Ha Jin


War Trash

Ha Jin (哈金) – Jīn Xuěfēi (Simplified Chinese: 金雪飞; Traditional Chinese: 金雪飛)

War Trash – 战争垃圾

PROLOGUE

Below my navel stretches a long tattoo that says "FUCK… U… S…" The skin above those dots has shriveled as though scarred by burns. Like a talisman, the tattoo has protected me in China for almost five decades. Before coming to the States, I wondered whether I should have it removed. I decided not to, not because I cherished it or was nervous about the surgery, but because if I had done that, word would have spread and the authorities, suspecting I wouldn't return, might have revoked my passport. In addition, I was planning to bring with me all the material I had collected for this memoir, and couldn't afford to attract the attention of the police, who might have confiscated my notes and files. Now I am here, and my tattoo has lost its charm; instead, it has become a constant concern. When I was clearing customs in Atlanta two weeks ago, my heart fluttered like a trapped pigeon, afraid that the husky, cheerful-voiced officer might suspect something – that he might lead me into a room and order me to undress. The tattoo could have caused me to be refused entry to the States.
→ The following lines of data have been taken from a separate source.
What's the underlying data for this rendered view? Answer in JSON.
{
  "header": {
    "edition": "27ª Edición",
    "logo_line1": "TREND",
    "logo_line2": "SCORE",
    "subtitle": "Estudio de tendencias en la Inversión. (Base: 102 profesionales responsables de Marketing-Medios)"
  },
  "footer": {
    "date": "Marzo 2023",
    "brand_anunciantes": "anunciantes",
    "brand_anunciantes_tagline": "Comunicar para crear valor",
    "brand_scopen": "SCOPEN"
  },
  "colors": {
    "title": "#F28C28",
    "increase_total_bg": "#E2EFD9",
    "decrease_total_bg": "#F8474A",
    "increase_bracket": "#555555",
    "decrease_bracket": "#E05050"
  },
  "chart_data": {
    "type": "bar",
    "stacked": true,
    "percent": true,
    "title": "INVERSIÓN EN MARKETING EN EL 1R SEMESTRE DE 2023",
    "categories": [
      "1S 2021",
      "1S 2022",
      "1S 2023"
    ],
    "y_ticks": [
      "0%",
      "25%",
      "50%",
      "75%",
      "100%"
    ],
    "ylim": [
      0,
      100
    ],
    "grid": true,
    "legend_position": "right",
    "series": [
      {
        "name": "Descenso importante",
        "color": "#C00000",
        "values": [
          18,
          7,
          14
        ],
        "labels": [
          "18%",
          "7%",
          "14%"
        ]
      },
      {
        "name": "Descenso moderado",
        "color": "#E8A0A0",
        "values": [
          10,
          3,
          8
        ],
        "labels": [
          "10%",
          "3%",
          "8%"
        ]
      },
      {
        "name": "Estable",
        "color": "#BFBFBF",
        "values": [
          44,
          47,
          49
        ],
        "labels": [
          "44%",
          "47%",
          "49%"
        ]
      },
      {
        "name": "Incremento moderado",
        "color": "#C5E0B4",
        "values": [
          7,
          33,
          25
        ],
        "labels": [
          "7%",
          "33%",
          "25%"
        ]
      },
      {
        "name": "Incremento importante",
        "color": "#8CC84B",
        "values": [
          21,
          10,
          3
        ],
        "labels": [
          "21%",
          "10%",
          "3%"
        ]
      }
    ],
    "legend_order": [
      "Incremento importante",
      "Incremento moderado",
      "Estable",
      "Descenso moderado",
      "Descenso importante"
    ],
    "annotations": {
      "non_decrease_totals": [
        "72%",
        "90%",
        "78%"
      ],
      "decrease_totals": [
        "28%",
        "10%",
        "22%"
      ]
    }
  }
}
Sometimes when I walk along the streets here, a sudden consternation will overtake me, as though an invisible hand might grip the front of my shirt and pull it out of my belt to reveal my secret to passersby.

However sultry a summer day it is, I won't unbutton my shirt all the way down. When I run a hot bath in the evenings, which I'm very fond of doing and which I think is the best of American amenities, I carefully lock the bathroom, for fear that Karie, my Cambodian-born daughter-in-law, might by chance catch a glimpse of the words on my belly. She knows I fought in Korea and want to write a memoir of that war while I am here. Yet at this stage I don't want to reveal any of its contents to others or I might lose my wind when I take up the pen.